- Born: 1850 Santiago
- Died: Unknown
- Allegiance: Chile
- Rank: Adjutant to the President of the Republic
- Commands: Rere civic brigade
- Conflicts: Chincha Islands War

= Pedro Julio Quintavalla =

Chilean military officer

Pedro Julio Quintavalla (1850- ?) was a Chilean military officer.
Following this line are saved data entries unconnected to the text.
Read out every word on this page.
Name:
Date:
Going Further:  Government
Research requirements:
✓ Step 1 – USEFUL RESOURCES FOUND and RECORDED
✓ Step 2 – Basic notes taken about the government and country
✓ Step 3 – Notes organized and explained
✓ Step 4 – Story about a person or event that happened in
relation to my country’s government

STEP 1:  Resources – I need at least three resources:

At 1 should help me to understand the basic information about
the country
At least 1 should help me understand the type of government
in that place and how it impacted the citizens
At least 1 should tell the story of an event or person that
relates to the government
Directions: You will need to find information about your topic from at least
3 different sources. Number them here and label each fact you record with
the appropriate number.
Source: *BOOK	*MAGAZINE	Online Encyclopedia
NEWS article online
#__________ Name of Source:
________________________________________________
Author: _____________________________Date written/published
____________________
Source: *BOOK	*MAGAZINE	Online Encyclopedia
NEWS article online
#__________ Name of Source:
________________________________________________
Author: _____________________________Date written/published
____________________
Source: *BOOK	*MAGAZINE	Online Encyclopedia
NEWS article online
He was born in Santiago in 1850. He started his military career in 1865, the year of the campaign against Araucania began. During the Chincha Islands War, he remained stationed on the coast. In 1868, he participated in battles at Collipulli, Perarco, and Curaco, fighting large bands of Moluche Indians. In 1867, he participated in the campaign in the interior of Araucania and was dispatched to Dillohüe. He participated in all military actions on the high Araucanian frontier until 1872. In 1879, he began the campaign on Chile's north coast, during the War of the Pacific against Peru and Bolivia. He survived the bombing of Antofagasta by the Peruvian ship Huáscar, participated in the landings on Pisagua, and took part in the Battle of Dolores, Battle of Tacna, Battle of Chorrillos, and Battle of Miraflores. He participated in the expeditions of Dibujo, Pisco, and Ica and the campaigns in interior Peru and the highlands of Junín and Cerro de Pasco. He commanded the troops that fought at Duneguai against the forces of Peruvian colonel Secoca entrenched in Oijú. In 1885, he was appointed governor of Freiriua. In 1888, he was appointed commander of the Curicó civic battalion. In 1890, he was appointed commander of the Rere civic brigade. In 1896, he was appointed head of the Tiro Military Academy. That year he was also named Adjutant to the President of the Republic. In 1900 he headed a military commission to Europe.